Depression is insidious because it saps your desire to do those things that often makes you happy. It both takes away what feelings of happiness you might have had, and makes it difficult to replace them with new feelings of happiness. I can’t just will all of that away. Medicine, talk therapy, other less formal mechanisms can all help depression. But there is no simple, surefire cure.

Simply telling us that joy is the way out of depression and away from suicide is not helpful. We might as well say not being depressed is the way not to be depressed. I agree, but how do we achieve that? How do we find our way back to joy? It isn’t a simple matter of choice, however much Walsh and others would like to believe that it is.

I will conclude by saying that if I have misunderstood anything Walsh has said, I am willing to revise accordingly. I think there are others who have taken similar positions, so it still might have been said, but I am willing to acknowledge that – while all we have are words – sometimes words are an inaccurate representation of what we think. So if Walsh believes his words have misled me, I am willing to change how I read him.

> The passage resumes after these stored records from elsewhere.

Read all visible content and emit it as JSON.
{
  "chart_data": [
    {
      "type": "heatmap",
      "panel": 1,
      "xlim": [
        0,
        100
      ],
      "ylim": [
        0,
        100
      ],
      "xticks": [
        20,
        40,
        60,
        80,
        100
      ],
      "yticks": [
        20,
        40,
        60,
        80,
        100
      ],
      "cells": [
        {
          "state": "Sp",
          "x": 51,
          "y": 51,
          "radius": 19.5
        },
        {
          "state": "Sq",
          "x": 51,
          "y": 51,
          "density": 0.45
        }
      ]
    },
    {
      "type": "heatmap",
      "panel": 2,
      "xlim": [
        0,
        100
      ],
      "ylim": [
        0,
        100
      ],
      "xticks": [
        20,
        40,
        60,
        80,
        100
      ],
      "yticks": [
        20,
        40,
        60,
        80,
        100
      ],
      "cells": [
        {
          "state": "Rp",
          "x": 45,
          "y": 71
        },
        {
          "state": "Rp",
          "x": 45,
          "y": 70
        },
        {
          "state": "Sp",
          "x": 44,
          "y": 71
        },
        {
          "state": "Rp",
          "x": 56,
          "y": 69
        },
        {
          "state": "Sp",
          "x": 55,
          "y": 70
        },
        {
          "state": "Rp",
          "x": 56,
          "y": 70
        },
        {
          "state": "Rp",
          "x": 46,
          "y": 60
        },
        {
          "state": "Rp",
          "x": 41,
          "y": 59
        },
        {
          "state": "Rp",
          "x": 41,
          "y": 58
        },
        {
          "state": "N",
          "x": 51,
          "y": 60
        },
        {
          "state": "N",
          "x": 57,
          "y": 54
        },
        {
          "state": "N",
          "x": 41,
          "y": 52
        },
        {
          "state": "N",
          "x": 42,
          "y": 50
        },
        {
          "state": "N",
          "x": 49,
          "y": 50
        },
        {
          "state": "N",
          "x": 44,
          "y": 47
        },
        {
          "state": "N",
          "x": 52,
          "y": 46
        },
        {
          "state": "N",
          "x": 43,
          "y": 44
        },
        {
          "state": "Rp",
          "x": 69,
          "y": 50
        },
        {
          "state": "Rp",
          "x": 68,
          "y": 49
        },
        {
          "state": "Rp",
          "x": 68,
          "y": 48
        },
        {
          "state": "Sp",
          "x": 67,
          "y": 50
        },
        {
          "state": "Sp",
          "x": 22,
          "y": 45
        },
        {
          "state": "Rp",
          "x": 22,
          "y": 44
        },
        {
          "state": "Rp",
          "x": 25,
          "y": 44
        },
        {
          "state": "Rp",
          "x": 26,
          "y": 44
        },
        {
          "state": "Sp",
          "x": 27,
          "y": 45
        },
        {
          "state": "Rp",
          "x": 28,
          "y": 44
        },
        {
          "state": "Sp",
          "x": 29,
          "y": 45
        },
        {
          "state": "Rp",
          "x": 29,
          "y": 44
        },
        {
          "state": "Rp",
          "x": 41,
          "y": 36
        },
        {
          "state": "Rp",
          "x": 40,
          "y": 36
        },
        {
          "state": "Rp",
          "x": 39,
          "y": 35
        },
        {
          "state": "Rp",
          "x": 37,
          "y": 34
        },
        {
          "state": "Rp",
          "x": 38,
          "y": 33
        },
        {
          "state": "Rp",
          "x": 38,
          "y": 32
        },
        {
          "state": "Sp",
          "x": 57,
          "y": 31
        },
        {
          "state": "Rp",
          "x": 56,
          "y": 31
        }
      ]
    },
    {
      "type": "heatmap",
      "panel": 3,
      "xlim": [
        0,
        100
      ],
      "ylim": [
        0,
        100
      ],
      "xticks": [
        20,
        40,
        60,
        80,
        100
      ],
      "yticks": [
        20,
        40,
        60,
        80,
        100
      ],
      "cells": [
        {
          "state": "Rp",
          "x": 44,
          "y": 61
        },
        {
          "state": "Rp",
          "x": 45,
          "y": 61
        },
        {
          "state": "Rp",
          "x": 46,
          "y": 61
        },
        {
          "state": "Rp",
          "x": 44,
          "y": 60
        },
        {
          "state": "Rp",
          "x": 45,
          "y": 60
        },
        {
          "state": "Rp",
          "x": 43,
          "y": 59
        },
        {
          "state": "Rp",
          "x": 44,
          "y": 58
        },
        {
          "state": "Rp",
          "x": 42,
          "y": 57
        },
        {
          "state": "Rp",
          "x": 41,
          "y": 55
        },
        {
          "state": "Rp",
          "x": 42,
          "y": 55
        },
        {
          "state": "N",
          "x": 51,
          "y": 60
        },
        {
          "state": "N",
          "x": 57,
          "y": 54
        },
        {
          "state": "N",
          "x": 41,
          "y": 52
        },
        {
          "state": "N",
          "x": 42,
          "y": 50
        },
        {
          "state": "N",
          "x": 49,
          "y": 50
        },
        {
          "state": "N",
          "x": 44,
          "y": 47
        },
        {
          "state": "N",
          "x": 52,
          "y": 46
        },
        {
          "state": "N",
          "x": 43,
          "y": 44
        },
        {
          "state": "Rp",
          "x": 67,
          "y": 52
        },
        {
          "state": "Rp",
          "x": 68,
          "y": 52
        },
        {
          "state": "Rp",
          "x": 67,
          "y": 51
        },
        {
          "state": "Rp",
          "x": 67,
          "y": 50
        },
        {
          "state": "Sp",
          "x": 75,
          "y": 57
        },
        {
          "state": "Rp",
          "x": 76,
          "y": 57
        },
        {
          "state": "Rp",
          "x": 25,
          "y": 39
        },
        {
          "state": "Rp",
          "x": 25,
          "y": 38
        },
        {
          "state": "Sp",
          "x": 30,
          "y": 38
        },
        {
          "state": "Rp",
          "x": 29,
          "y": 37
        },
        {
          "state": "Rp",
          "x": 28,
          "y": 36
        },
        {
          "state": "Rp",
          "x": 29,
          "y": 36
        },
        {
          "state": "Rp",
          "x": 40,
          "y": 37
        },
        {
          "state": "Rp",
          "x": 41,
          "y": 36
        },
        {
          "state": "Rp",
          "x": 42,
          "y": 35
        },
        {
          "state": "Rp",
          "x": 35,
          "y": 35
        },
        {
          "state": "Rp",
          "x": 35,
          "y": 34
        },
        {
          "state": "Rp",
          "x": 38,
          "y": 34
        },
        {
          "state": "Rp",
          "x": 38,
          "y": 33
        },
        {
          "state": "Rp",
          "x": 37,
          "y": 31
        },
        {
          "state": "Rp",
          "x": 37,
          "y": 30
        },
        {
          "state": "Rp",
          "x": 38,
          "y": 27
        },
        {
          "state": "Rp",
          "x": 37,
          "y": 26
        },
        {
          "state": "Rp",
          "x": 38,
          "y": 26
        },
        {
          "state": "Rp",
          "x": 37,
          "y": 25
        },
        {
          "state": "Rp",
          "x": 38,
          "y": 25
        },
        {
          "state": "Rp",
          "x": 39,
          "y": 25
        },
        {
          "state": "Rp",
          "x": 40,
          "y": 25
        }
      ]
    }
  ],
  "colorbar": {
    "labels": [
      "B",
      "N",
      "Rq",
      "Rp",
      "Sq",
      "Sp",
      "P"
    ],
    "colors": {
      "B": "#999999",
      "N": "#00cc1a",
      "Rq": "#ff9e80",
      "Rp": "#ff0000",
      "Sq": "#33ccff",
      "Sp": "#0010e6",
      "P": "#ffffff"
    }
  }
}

This entry was posted in Prose.

2 comments on “On Suicide: In which I take a break from fiction

  1. Judith John says:

    My dear one,
    Well said.

  2. John says:

    Ok, I went and read his blog, to make sure about what I was disagreeing with.
    You were right not to post a link. Your post was far more interesting, but I find myself continually distracted as yet *another* criticism of the Walsh post, bubbling up from my interior dialogue, demands attention.

    I think I see what he’s reacting against, but – like people tend to – he goes too far in the opposite direction. IMO his position is at *least* as counter-productive as those he’s criticizing. I think he over-estimates the effectiveness of vacuous optimism with regard to the depressed.

    “People who cannot comprehend suicide have no business telling those who can comprehend it what it means.”

    Seems obvious, but apparently it needed to be said.

    To be frank, I think he has an ideological prejudice against suicide – not necessarily a bad thing. But he supports that position by … not by *choosing* to find suicide incomprehensible, but by never expending the effort to understand. What’s sometimes called “willful ignorance.”

    “Ask questions. Listen. Empathize. Commiserate.”

    I think that’s an excellent prescription. Perhaps the telling difference between his position and yours is that his position is so simple and inflexible, while yours is complex and full of doubts. *As it should be*. People are fiendishly complex. So are their lives. So are, sometimes, their deaths.